Don’t think it’s bigoted? Are you a Christian? How would you feel if without your consent Facebook decided to turn the user interface of apps on your smart phone into Muslim iconography? Or Jewish iconography? Or atheist iconography? All fine and respectable traditions, but not your traditions? If every time you took a photo in your Messenger app, you had to press a button that without your permission suddenly looked like a Jewish Star of David? Or an atheist Darwin Fish? In those terms, does it still not feel like a religiously bigoted thing for Facebook to do?
Oh, and you don’t get to change it back until that religious holiday belonging to someone else is over, either. And if you’re a Jew, then today you’re actually smack in the middle of your own major religious holiday—Passover—so Facebook Messenger’s decision in your case actually reaches Sean Spicer-esque proportions.

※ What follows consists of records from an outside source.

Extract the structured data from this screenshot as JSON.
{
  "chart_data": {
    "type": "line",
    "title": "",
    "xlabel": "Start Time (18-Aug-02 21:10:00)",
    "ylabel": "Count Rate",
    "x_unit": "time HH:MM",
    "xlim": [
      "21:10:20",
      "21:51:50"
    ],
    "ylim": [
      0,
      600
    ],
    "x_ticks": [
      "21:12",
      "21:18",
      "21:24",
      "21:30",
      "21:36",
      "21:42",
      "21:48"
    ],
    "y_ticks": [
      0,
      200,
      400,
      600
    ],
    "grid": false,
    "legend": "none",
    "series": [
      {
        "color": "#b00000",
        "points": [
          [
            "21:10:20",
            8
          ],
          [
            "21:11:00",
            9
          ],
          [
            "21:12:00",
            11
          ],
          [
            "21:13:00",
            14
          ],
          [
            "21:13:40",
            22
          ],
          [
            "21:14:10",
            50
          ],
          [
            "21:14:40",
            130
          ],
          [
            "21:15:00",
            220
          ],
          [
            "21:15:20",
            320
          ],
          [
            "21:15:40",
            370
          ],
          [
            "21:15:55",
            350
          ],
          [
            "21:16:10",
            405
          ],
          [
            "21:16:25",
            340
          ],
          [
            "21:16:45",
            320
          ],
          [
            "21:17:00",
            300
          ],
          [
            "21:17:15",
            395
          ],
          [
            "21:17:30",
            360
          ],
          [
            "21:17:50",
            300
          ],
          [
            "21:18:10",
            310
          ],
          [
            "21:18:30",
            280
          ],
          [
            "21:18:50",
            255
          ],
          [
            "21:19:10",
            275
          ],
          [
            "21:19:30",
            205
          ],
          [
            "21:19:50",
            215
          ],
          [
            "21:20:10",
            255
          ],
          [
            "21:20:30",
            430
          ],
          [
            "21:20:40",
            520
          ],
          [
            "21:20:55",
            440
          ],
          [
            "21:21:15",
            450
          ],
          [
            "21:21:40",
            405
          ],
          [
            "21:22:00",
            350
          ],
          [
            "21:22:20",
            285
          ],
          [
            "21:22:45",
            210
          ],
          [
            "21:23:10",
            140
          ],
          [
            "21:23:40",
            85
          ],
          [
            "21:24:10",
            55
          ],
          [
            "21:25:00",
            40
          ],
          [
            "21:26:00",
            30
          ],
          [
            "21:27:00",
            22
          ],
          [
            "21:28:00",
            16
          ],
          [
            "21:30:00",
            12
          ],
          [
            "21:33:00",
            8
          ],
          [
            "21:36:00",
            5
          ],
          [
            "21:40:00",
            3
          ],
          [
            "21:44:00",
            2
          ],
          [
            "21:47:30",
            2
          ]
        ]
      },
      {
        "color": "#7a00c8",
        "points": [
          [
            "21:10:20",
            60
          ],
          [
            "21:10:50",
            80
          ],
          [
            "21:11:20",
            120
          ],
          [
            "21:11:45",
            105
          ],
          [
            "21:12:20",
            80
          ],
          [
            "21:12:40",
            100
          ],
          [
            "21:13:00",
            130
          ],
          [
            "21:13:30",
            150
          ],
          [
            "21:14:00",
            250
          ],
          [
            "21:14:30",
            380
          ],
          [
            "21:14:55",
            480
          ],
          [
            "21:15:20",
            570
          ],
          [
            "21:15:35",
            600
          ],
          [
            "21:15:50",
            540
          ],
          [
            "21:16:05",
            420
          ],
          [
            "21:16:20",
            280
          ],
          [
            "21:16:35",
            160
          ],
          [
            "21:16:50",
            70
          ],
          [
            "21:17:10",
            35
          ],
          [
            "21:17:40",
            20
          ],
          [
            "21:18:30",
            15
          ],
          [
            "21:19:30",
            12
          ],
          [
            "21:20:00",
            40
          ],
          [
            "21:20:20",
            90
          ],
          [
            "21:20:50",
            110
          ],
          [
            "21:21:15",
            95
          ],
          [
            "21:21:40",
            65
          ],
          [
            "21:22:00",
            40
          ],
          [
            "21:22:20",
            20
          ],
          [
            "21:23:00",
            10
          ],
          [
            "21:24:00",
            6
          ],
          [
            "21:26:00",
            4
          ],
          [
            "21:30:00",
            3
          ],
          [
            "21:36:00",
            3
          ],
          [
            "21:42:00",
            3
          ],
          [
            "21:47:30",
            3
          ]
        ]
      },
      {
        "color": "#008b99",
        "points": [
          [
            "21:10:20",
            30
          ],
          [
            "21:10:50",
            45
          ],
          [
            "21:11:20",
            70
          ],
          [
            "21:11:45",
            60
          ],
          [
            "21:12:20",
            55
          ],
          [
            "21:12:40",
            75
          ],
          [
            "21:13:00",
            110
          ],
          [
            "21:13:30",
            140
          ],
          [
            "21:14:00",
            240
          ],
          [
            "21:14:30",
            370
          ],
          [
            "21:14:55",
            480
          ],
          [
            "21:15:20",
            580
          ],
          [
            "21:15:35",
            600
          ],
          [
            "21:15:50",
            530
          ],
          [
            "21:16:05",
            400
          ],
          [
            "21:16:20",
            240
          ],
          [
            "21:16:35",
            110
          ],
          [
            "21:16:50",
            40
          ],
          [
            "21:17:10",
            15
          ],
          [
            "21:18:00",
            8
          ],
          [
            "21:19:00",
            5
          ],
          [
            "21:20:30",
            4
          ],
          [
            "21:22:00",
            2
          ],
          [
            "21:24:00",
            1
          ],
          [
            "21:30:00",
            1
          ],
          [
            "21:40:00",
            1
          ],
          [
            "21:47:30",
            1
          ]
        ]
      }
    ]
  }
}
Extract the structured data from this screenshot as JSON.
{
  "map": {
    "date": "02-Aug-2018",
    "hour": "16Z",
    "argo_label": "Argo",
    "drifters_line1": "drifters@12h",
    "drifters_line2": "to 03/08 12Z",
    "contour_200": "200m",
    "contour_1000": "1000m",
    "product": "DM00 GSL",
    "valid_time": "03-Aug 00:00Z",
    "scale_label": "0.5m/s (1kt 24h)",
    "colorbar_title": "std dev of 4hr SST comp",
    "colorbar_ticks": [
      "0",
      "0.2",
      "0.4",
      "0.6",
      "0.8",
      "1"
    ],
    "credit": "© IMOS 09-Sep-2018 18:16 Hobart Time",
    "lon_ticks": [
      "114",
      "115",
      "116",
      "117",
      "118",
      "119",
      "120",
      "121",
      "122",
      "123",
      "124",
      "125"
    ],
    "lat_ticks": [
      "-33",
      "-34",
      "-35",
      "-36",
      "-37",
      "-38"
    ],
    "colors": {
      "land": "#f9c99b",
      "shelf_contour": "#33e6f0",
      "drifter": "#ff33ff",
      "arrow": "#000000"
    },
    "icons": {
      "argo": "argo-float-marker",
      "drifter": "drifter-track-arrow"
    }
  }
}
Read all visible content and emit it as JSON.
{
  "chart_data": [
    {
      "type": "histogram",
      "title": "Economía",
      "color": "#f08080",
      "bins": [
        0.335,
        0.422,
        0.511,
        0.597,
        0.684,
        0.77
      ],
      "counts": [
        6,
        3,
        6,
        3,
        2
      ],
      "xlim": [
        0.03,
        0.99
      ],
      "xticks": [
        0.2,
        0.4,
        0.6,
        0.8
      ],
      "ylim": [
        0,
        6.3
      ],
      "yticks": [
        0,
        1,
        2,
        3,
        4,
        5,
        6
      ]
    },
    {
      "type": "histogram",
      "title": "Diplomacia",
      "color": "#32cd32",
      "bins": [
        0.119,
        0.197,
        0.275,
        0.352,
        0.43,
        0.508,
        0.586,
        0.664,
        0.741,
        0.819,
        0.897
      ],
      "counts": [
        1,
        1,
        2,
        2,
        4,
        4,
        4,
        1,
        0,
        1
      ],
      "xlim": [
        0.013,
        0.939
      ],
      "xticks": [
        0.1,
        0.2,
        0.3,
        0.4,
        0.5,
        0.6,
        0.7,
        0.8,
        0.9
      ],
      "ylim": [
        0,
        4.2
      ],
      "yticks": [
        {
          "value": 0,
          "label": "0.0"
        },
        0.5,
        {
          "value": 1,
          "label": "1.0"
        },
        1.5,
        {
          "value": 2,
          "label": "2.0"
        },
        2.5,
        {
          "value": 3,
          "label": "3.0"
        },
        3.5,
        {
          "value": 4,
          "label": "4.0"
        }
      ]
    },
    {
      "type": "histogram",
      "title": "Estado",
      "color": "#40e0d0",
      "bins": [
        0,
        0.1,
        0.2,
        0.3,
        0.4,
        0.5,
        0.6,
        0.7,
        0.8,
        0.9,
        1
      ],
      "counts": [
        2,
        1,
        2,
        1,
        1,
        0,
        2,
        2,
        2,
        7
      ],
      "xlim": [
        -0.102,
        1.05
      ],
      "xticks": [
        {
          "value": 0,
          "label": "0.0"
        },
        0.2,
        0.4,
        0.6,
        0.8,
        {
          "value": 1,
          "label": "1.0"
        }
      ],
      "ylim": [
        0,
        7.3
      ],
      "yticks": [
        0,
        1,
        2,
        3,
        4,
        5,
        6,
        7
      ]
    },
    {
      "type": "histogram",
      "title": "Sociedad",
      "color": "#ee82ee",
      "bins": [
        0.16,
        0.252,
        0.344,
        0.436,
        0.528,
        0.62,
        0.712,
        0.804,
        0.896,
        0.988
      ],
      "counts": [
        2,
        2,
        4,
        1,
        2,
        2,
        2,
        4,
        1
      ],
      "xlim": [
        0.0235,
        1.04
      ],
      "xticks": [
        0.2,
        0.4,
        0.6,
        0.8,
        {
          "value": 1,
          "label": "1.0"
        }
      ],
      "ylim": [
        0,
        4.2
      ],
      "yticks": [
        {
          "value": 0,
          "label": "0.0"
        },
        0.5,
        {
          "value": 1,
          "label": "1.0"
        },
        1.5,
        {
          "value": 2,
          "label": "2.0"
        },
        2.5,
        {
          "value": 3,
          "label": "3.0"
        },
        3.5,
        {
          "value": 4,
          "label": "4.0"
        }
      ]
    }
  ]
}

This is why brands need to be very, very, very careful about any assumptions they make whatsoever regarding holidays. The moment that you deign to assume that a holiday is secular because that’s how you and everyone you may know have always celebrated it? That’s the moment, especially if you represent a brand, that you should immediately rethink and re-examine your assumptions.
I know this wasn’t a decision made to deliberately exclude non-Christians on Messenger’s part. But in a way it was something equally unfortunate, because the decision to change the user interface for Easter in this manner had to have been proposed, and vetted, and sent to higher ups for approvals. So the equally unfortunate thing here is that none of the people involved in this decision at Facebook Messenger considered at all that non-Christians could possibly experience Christian religious holidays any differently than Christians.
Hear me now. We do.
For that to happen on an app used by a billion people that’s part of an even larger company run by a non-Christian is an extraordinary thing. Don’t let that happen to your brand. The beloved community, whether of citizens or customers, is blessedly diverse.
Ignore that diversity at your own peril.